In October 2016, Rivera decided to cooperate. He gave a statement to prosecutors, in which he said his longtime friend Sigfredo Garcia asked him to come along with him to carry out a hit and showed him a photo of Dan Markel.
"He said he was going to pay me to go with him, because he didn't want to go by himself," Rivera told prosecutors. "I asked him, who’s ------ hiring me? He’s like, ‘Katie [Magbanua] told me this lady’s going to hire me, but I want you to go with me. I’ll give you $35,000.’ I said, ‘All right, for the drive? All right.’ … Katie's the one in the middle doing everything. [Garcia] put it like that."
"I asked him, ‘Why are you going to kill this guy?’ … [Garcia said] ‘Because the lady wants her two kids back. She wants full custody of them kids,’" Rivera continued. Rivera told prosecutors that in summer 2014, the two found Markel and trailed him for a few days. He said at one point, they followed him home and Garcia was the one who fatally shot Markel.
"As I'm following [Markel] home, he goes around the back. I go around the front. We met right in the garage.
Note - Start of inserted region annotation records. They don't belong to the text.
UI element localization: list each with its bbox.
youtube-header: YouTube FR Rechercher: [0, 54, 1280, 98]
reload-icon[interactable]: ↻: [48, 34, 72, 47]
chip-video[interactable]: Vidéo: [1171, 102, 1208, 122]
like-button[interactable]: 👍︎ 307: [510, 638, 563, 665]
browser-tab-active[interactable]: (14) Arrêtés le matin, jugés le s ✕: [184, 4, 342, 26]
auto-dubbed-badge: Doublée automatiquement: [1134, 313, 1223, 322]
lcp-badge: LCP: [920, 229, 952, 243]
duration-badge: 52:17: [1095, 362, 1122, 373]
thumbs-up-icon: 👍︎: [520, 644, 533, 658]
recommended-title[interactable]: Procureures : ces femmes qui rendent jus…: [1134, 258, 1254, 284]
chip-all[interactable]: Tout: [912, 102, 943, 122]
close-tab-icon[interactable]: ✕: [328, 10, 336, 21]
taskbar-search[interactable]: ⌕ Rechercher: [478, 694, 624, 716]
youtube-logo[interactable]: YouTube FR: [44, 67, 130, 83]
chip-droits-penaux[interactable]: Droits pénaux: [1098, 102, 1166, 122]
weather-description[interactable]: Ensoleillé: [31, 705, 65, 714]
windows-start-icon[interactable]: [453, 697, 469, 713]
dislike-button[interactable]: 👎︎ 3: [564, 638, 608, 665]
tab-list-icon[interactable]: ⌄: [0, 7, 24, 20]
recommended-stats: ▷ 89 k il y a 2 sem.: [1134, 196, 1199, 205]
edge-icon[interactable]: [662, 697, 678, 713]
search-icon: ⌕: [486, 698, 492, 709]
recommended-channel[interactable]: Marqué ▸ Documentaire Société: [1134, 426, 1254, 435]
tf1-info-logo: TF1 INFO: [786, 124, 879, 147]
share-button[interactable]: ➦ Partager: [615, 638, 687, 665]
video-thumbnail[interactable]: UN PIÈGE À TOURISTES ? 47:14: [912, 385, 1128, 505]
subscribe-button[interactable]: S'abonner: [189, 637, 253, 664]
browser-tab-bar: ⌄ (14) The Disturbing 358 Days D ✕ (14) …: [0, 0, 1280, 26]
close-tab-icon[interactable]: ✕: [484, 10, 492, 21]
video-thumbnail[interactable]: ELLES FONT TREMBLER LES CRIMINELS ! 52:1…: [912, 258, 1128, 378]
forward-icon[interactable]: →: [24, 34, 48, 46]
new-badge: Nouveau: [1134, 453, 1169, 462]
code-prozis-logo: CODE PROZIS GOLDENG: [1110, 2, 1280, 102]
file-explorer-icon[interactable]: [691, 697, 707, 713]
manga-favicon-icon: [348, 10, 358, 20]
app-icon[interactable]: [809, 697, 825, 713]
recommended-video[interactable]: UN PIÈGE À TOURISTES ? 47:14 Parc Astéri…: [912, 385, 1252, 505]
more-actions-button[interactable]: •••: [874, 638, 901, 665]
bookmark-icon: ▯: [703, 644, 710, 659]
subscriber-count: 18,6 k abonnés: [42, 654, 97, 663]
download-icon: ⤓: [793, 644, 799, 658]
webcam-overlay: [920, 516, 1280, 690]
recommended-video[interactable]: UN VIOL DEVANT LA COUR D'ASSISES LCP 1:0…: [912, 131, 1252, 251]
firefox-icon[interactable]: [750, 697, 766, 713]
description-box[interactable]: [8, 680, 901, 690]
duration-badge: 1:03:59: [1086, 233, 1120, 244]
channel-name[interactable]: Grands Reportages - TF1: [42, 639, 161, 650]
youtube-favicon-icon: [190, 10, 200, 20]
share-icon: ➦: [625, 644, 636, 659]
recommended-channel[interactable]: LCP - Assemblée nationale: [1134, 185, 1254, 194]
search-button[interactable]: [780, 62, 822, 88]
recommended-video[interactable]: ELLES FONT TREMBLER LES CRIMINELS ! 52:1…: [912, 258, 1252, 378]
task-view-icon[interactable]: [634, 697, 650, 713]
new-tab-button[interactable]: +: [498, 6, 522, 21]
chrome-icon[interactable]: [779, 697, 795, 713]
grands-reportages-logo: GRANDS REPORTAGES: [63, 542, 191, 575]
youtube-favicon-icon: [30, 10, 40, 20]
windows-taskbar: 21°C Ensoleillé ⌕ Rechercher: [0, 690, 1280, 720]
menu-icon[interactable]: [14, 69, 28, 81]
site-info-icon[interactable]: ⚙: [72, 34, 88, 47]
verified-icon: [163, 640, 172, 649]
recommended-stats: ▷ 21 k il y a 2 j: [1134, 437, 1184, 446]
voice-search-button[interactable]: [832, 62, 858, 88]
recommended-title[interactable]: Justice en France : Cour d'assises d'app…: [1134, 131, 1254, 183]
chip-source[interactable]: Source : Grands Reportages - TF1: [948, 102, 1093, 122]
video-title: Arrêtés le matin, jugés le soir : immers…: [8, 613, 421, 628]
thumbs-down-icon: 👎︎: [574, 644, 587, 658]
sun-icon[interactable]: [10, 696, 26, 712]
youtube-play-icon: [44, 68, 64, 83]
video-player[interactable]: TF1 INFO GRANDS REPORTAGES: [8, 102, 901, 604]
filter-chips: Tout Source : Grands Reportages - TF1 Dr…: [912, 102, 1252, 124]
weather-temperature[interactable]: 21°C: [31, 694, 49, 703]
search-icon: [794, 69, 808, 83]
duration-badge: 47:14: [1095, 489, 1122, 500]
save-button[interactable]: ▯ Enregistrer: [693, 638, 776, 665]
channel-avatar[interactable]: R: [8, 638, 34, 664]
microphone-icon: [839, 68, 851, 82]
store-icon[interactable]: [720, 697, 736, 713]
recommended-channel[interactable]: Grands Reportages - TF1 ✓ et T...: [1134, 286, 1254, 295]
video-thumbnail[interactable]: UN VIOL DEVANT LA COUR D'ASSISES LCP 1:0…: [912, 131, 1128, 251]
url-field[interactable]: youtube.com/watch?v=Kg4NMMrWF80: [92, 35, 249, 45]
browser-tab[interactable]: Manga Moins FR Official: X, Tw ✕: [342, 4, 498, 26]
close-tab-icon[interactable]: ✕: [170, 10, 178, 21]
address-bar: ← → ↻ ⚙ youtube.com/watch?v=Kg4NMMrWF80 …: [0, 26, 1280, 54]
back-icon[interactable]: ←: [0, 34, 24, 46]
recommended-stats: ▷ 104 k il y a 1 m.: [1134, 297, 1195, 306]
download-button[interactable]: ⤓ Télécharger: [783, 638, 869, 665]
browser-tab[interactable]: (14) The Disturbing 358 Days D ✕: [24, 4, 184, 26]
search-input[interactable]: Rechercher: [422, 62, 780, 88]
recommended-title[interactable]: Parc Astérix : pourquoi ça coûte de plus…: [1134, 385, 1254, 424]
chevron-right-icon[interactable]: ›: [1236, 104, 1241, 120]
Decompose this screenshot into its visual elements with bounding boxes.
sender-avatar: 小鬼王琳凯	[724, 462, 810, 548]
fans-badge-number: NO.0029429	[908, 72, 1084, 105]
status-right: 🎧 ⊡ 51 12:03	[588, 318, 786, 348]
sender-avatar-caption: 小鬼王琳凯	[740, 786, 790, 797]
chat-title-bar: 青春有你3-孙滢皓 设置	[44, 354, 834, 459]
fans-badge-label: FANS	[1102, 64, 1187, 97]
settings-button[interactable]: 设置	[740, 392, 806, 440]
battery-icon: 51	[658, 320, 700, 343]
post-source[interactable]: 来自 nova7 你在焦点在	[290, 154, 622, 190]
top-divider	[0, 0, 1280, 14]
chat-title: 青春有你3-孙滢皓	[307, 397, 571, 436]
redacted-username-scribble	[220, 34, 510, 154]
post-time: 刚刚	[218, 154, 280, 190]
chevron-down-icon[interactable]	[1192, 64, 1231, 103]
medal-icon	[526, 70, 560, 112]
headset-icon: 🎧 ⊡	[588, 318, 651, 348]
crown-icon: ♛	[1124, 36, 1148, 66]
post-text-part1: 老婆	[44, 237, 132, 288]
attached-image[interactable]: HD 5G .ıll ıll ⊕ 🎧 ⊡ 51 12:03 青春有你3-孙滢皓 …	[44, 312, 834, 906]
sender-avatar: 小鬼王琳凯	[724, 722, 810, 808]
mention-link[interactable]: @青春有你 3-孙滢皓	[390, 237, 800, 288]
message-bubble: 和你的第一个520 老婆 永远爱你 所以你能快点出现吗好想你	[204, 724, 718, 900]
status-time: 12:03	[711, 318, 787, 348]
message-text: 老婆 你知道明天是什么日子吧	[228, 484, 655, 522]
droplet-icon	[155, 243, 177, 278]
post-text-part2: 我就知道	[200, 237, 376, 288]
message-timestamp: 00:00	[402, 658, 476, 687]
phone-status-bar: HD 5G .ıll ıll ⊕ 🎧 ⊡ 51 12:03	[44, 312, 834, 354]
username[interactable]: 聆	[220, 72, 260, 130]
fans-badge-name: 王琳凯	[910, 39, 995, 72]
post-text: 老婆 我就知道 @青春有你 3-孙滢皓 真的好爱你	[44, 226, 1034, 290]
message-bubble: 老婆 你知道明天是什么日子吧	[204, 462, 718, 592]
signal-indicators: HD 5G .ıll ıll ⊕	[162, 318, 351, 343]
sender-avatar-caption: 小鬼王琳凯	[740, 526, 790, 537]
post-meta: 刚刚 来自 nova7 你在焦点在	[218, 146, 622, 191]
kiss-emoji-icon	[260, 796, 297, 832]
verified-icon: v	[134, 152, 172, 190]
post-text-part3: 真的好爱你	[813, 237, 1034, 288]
I was maybe three or four feet away from his car," Rivera said. "Garcia jumps out, goes around the car, and when he's driving. I think Markel's on the phone that day. Shot him twice, got in the car, we left. Kept driving."
Rivera told prosecutors the first person Garcia spoke with after the murder was Magbanua.
"He said, ‘Everything is done. Make sure you have my money,’" Rivera said, adding he could "100%" hear Magbanua’s voice on the other end.
Katie Magbanua arrested for murder of Dan Markel
Magbanua was charged with first-degree murder and she and Garcia are currently standing trial for their roles in Markel’s death.
In the ongoing trial, prosecutors have argued that Magbanua was hired to solicit Garcia, who in turn solicited Rivera’s help to murder Markel.
In Luis Rivera’s damning testimony on the witness stand recounting the plan and murder, he pointed his finger directly at both Garcia and Magbanua.
Garcia’s attorney attacked Rivera, grilling him about his membership in the Latin Kings gang.
Magbanua took the stand on Wednesday and testified that she had nothing to do with Markel’s murder and had no knowledge he had been killed.
Attorneys for each of the Adelsons issued a joint statement denying any involvement in the crime. None of the Adelsons has been charged.
"For five years, the state has picked through every piece of Charlie’s life ... looking for any excuse to charge him," Charlie Adelson’s attorney told ABC News. "But there is nothing there. There’s no case against Charlie."
"The presentations by the prosecution and the defense, as well as Wendi's own testimony, have demonstrated beyond any doubt that she had no involvement in this terrible tragedy," Wendi Adelson's attorney told ABC News. "Wendi, and her sons, continue to mourn the loss of their father. Wendi has complete faith in our court system to ensure that justice will be done."
Dan Markel’s father Phil Markel said the ongoing proceedings are "a very heavy burden."
"We just hope that justice will eventually be done. That was Danny's big thing, justice. That's what he taught and that's what he believed in. And we're just waiting for justice to be done," Markel said.